If Ritalin and Plan B had an illegitimate child it would smell like me.
He yelled GOOOOAAAALLL when he came.
I have your camera. You have 35 naked pictures of me. you're welcome.
oh no you fucking didn't eat my mac and cheese you cunt
You're going to have to tell him your name isn't Ivor McTruckson eventually.
Suuuuuuper drunk and just sang fuck her gently to the chiminea. I'm in bad shape.
What's that word that means bigger and smaller and bigger and smaller, again?
Goddamn it, Jaime, it's 4am. Throbbing. The word is throbbing.

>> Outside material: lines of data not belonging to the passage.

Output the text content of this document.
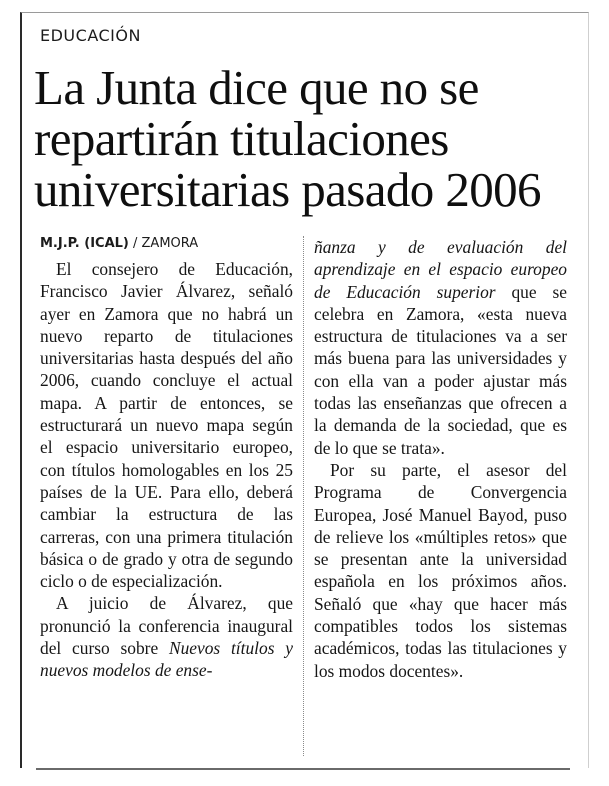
EDUCACIÓN
La Junta dice que no se repartirán titulaciones universitarias pasado 2006
M.J.P. (ICAL) / ZAMORA

El consejero de Educación, Francisco Javier Álvarez, señaló ayer en Zamora que no habrá un nuevo reparto de titulaciones universitarias hasta después del año 2006, cuando concluye el actual mapa. A partir de entonces, se estructurará un nuevo mapa según el espacio universitario europeo, con títulos homologables en los 25 países de la UE. Para ello, deberá cambiar la estructura de las carreras, con una primera titulación básica o de grado y otra de segundo ciclo o de especialización.

A juicio de Álvarez, que pronunció la conferencia inaugural del curso sobre Nuevos títulos y nuevos modelos de ense-

ñanza y de evaluación del aprendizaje en el espacio europeo de Educación superior que se celebra en Zamora, «esta nueva estructura de titulaciones va a ser más buena para las universidades y con ella van a poder ajustar más todas las enseñanzas que ofrecen a la demanda de la sociedad, que es de lo que se trata».

Por su parte, el asesor del Programa de Convergencia Europea, José Manuel Bayod, puso de relieve los «múltiples retos» que se presentan ante la universidad española en los próximos años. Señaló que «hay que hacer más compatibles todos los sistemas académicos, todas las titulaciones y los modos docentes».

The window painters skipped us. They didn't know what to do with the giant SMOKE WEED in the window. So they just skipped it.
My father is flirting with a transexual server at hamburger mary's. We can never tell him.
She needs to go. She is like the Yoko Ono of our group.
I told him his only options were from behind or me on top. I was not about to mess up my $80 blow out before graduation.
I don't know if I should feel proud or ashamed of myself...ashamed for making myself a drink at 6:15am or proud for actually being awake that early.
I said "sucks to suck" to a cop last night. We've been snapchatting.
if you didn't cry because you couldn't find me and then pee your bed, your wingman status would totally be revoked for leaving me at that party.
There is an episode of "how it's made" on tv right now. The subject is tequila and water beds. Basically my life.